ING Viewpoint June 2016
“It’s time to further explore what can be done to deliver on a true European market for retail financial services. The creation of a legal framework that keeps pace with technological change is a vital element in enhancing the market at cross-border level. Such a framework will stimulate innovation and competition, allowing better choice for consumers.”
Member Management Board Banking/Head of Challengers & Growth Markets
ING attaches great importance to the European Commission’s efforts to further enhance the retail market for cross-border financial services. In this Viewpoint we set out the principal conditions we believe need to be met to overcome the main barriers. In addition, we provide some examples of barriers we are experiencing that hamper additional cross-border activities.

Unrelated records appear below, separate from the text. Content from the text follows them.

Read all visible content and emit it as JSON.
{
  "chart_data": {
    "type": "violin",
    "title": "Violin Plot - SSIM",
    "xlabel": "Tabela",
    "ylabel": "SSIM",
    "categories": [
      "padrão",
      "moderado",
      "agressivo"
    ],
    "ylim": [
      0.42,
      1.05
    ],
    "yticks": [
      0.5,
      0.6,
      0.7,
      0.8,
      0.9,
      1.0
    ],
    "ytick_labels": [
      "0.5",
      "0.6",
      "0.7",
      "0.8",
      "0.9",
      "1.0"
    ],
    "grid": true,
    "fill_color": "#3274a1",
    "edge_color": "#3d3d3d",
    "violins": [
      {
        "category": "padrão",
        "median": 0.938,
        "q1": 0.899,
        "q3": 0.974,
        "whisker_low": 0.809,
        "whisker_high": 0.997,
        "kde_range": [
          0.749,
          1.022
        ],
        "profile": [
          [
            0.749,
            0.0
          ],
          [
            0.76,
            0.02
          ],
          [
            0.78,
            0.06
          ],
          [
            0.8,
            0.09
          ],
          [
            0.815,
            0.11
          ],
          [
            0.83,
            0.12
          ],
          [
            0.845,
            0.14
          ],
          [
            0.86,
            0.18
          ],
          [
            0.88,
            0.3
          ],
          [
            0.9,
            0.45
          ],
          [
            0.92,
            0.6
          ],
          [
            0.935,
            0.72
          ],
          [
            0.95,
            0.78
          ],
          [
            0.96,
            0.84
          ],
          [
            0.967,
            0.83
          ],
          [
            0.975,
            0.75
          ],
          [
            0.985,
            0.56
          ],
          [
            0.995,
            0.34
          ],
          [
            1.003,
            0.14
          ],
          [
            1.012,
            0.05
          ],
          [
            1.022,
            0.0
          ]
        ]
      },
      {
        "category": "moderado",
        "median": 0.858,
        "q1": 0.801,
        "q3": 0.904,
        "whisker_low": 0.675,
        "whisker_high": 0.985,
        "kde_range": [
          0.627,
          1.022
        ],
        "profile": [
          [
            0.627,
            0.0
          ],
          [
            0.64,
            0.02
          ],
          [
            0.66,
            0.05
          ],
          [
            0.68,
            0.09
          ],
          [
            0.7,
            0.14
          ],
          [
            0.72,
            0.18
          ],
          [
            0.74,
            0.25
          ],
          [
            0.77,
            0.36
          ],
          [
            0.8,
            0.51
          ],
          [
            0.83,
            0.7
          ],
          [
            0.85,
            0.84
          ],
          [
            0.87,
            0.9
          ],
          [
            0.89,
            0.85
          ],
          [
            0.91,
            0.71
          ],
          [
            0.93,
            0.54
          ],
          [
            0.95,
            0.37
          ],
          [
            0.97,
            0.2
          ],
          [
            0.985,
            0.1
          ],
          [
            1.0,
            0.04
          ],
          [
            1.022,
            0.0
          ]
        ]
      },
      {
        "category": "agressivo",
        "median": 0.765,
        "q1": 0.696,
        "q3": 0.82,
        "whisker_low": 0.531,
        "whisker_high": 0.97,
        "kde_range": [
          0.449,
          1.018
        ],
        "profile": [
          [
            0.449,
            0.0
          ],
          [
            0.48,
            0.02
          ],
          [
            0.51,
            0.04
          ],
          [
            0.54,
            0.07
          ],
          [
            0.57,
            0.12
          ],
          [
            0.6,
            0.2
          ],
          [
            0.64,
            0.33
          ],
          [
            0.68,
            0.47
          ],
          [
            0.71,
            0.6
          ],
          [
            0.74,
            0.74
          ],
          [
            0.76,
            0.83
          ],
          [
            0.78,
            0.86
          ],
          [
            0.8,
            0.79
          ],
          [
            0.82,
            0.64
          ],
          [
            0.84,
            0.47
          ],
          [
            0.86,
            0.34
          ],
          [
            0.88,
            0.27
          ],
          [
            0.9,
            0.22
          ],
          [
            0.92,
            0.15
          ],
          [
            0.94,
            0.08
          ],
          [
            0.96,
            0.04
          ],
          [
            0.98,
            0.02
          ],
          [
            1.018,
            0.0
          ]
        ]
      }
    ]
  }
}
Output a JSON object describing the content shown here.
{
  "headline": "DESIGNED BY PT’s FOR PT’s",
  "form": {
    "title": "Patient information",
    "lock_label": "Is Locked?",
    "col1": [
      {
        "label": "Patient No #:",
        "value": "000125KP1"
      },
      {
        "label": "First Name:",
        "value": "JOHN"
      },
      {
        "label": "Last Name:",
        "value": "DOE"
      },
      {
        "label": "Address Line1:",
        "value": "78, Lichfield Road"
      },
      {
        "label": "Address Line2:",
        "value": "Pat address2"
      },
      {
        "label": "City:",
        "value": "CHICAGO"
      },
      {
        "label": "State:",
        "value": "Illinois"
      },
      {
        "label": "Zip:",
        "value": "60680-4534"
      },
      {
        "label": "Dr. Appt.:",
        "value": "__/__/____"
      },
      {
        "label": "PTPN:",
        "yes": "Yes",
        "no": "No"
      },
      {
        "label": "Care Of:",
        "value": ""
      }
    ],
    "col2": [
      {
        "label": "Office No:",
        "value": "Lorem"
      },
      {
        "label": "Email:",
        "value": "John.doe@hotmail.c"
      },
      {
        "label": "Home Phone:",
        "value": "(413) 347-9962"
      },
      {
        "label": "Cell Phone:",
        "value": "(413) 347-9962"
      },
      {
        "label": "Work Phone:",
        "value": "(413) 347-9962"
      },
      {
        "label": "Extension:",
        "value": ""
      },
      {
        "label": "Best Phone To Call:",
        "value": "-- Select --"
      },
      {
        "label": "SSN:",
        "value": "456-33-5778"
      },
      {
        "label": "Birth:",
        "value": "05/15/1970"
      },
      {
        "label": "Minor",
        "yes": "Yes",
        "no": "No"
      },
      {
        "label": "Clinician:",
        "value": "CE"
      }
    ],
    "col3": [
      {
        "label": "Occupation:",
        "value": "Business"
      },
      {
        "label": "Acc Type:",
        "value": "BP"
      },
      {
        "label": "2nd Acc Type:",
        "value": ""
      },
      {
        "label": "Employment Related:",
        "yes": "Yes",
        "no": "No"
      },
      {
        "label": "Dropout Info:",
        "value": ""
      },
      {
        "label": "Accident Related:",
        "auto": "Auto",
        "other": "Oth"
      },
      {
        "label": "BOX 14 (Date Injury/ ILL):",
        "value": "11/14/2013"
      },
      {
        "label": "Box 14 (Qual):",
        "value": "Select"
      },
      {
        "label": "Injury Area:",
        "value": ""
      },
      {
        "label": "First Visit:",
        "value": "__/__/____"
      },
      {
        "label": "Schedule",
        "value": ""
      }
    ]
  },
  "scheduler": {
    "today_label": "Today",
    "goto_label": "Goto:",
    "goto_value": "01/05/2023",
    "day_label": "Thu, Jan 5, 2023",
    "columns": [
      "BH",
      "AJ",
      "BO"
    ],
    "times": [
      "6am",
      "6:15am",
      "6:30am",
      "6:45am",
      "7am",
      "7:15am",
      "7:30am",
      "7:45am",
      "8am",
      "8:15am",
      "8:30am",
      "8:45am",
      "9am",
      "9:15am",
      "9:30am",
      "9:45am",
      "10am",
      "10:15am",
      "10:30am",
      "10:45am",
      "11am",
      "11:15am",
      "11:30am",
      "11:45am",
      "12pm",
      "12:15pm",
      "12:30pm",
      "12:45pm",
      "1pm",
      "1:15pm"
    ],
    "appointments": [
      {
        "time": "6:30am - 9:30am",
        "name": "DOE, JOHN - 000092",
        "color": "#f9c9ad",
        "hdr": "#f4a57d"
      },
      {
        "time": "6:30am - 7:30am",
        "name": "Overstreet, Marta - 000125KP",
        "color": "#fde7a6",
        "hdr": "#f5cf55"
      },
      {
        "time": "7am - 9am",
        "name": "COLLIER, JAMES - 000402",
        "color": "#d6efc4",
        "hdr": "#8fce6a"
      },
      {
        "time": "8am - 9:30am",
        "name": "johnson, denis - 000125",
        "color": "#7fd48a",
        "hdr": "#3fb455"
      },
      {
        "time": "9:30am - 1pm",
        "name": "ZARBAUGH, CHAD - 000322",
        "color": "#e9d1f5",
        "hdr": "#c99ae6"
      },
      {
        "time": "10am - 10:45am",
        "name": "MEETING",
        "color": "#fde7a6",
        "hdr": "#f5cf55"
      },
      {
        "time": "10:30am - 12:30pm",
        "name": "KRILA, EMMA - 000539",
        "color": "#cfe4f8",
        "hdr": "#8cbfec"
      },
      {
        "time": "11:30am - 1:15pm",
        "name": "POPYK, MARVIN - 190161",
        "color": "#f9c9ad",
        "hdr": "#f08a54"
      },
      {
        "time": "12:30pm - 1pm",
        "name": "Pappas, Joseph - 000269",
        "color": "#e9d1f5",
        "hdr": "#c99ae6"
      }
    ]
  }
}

By creating a more efficient financial services market we achieve the shared goal to:
- Make it easier and cheaper for customers to access retail financial services in the EU.
- Allow customers to buy retail financial services offered in another Member State.
- Ensure product portability so customers can take their financial products with them when moving from one Member State to another.
Conditions for success
Facilitate digital customer on-boarding and online contracting
This will greatly enhance convenience for the customer. It will also stimulate innovation and competition between financial service providers by making it easier to enter a new market and attract new customers. Developing a consumer-friendly, pan-European electronic identification (e-ID) solution, or compatible national e-ID solutions recognised by all Member States will be beneficial to all parties.
Ensure consistency and coherence in the regulatory framework
We experience differences in Member States’ regulation of anti-money laundering, banking secrecy, e-signature, language requirements, etc. Local regulations are often rule-based and prescriptive, preventing innovative solutions. Also, we see differences in how Member States implement new EU regulation, making a uniform product proposition challenging.
Foster innovation while maintaining a level playing field
ING supports innovation as a way to give customers more and better choice. This needs, however, to take place in a way consistent with the important fiduciary responsibility that financial institutions have and within a consistent regulatory framework. In this respect it is critical to ensure that non-financial companies entering the market for financial services are subject to the same regulatory framework with regard to security, privacy and consumer protection as existing more traditional financial institutions. In particular, scenarios should be prevented where the responsibilities between market players are unequally divided. Currently, under the revised Payment Services Directive, financial institutions that service payment accounts are responsible for covering the costs in case of unauthorised payment transactions initiated via third-party payment service providers (TPP). This should be reassessed.
A question of digital supply and demand
On the demand side, customers are increasingly interacting with ING in a digital, often even a digital -only, way. As such, being able to offer financial services in a digital way has become the new baseline. However, it must also be noted that while there is a strong customer demand for digital services, we have not yet seen high customer demand to buy retail financial services in another Member State.
On the supply side, legal and compliance constraints form a barrier to offering digital financial services in other Member States. An example of this is customer on-boarding and contracting procedures which in some Member States require physical interaction and handwritten signatures between the customer and the financial service provider.
Examples regulatory and market barriers
- Germany and Spain permit the use of video-conferencing for customer identification and verification purposes. Although this has been vetted by local regulators BaFin and Bank of Spain, it cannot be used in other countries without prior approval from local regulators.
- New market players in a local market are being refused access to ATM networks or are charged high fees for using such ATM networks. This puts those newcomers at a disadvantage which is at the detriment of consumers and market competition.
- As a result of digitalisation new payment schemes emerge. In order to make these new schemes inter-operable, it is necessary to harmonise data mapping rules in Europe. Data mapping rules concern the linking of personal data to mobile numbers and to bank account numbers. As long as these data mapping rules are not harmonised, it is not possible to offer these new schemes cross-border.
From a prudential perspective
The product offering to customers can be optimised by allowing banks to manage their assets and liabilities cross-border. Being able to pool balance sheets will facilitate a true European cross-border business strategy and provide more flexibility to attract customer deposits and to provide customer loans and other services at the best conditions for customers.
A European Deposit Insurance Scheme (EDIS) will ensure customers have the same level of protection across Europe. The introduction of an EDIS would provide clarity, create a level-playing-field, break the link between national governments and banks, avoid moral hazard and give the public more confidence in the event of a bank failure.
In this viewpoint we have identified some key impediments to the internal market for retail financial services which should be addressed in the customer's interest. A consistent and coherent regulatory framework for all financial services providers will eventually benefit all parties involved. However, we should ensure this does not result in increased bureaucracy or hampers innovation.